I have a project which includes some associated assets (Lua scripts), which I need to find at runtime. This can mean two things:
cargo run
), I want to find it relative to the sourcecargo install
, the assets should be installed somewhere as well, and the installed version of the executable should find the installed assets.I know about the option to use something like include_str!()
to compile text files into the binary, but I don't want to do that in this case.
As far as I can tell, cargo install
doesn't have any support for installing anything other than the executable at the moment, which is the first problem, though I don't mind having a wrapper install script to help.
The "Cargo home" functions as a download and source cache. When building a crate, Cargo stores downloaded build dependencies in the Cargo home.
In the Rust development environment, all tools are installed to the ~/. cargo/bin. directory, and this is where you will find the Rust toolchain, including rustc , cargo , and rustup . Accordingly, it is customary for Rust developers to include this directory in their PATH environment variable.
The cargo install command allows you to install and use binary crates locally. This isn't intended to replace system packages; it's meant to be a convenient way for Rust developers to install tools that others have shared on crates.io. You can only install packages that have binary targets.
Cargo is the Rust package manager. Cargo downloads your Rust package's dependencies, compiles your packages, makes distributable packages, and uploads them to crates.io, the Rust community's package registry.

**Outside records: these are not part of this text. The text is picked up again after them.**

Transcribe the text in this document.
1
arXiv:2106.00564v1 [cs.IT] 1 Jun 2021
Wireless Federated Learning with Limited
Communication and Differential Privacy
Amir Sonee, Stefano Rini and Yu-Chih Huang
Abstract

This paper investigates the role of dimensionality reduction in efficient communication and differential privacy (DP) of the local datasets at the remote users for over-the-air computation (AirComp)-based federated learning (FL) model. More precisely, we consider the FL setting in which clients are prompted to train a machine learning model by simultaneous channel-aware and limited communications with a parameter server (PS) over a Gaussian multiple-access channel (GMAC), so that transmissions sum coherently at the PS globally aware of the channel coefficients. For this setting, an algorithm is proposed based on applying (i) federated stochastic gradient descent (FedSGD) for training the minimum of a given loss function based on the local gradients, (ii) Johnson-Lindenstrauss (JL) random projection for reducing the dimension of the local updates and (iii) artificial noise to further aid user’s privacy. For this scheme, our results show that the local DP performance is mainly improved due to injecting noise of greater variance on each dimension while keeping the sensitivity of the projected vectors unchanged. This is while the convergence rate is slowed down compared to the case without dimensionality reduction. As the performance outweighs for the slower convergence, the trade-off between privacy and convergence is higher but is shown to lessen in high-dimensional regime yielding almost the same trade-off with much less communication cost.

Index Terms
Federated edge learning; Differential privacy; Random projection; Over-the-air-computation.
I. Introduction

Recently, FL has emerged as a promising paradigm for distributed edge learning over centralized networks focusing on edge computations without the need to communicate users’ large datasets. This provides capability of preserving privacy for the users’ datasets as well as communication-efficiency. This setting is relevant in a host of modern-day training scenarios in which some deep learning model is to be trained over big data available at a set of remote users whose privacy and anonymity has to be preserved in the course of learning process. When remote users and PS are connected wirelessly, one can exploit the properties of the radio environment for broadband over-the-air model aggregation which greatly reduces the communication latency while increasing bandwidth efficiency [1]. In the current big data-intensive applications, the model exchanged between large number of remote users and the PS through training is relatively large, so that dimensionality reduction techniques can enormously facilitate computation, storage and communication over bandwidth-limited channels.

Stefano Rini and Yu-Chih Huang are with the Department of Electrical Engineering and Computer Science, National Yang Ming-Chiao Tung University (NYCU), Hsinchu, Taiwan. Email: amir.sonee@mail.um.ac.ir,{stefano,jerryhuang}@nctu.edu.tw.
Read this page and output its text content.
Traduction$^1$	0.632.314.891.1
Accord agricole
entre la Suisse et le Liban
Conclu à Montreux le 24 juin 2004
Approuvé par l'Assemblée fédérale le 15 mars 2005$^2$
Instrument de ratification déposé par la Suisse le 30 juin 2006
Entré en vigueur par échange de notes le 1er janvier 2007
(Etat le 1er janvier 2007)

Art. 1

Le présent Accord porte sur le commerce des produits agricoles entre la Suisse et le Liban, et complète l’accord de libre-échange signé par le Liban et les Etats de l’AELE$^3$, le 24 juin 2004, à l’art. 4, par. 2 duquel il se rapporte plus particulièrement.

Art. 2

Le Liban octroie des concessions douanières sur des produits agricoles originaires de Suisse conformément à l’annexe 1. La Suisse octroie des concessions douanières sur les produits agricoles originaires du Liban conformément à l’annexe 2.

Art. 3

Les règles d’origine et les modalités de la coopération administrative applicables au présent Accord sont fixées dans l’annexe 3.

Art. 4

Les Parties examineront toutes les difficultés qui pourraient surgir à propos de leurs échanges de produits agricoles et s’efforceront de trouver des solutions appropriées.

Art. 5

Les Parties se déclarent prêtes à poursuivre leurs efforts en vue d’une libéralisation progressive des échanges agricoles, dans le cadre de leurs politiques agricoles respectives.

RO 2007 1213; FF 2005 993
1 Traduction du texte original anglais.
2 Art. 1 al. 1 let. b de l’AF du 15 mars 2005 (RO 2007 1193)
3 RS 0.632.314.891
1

Depending on how you want it structured, you could try a mix of env::current_dir
to get the current directory, and if that doesn't find anything you can try using the executable path and load things from there. You get that with env::current_exe
.
I see the difficulty, which is that cargo install
only copies the binary into .cargo/bin
which means that additional resources stay in the source folder located at .cargo/registry/src/...
.
In this case, I agree with @ljedrz that include!
seems to be the only way.
In my private project, I had to replace a "open, seek, read" by a include_bytes!
because, as you wrote, cargo install
doesn't handle assets. Here's an example:
File::open
version
let mut f = File::open("examples/vertices.npy")
.expect("Can't read file 'examples/vertices.npy'");
f.seek(SeekFrom::Start(80)).unwrap();
let mut reader = BufReader::new(f);
include_bytes!
version
let vertices_bytes = include_bytes!("vertices.npy");
let mut reader = BufReader::new(&vertices_bytes[80..]);
I still prefer the normal reader and I'll change it when Rust supports it, but it's still a good solution while we wait.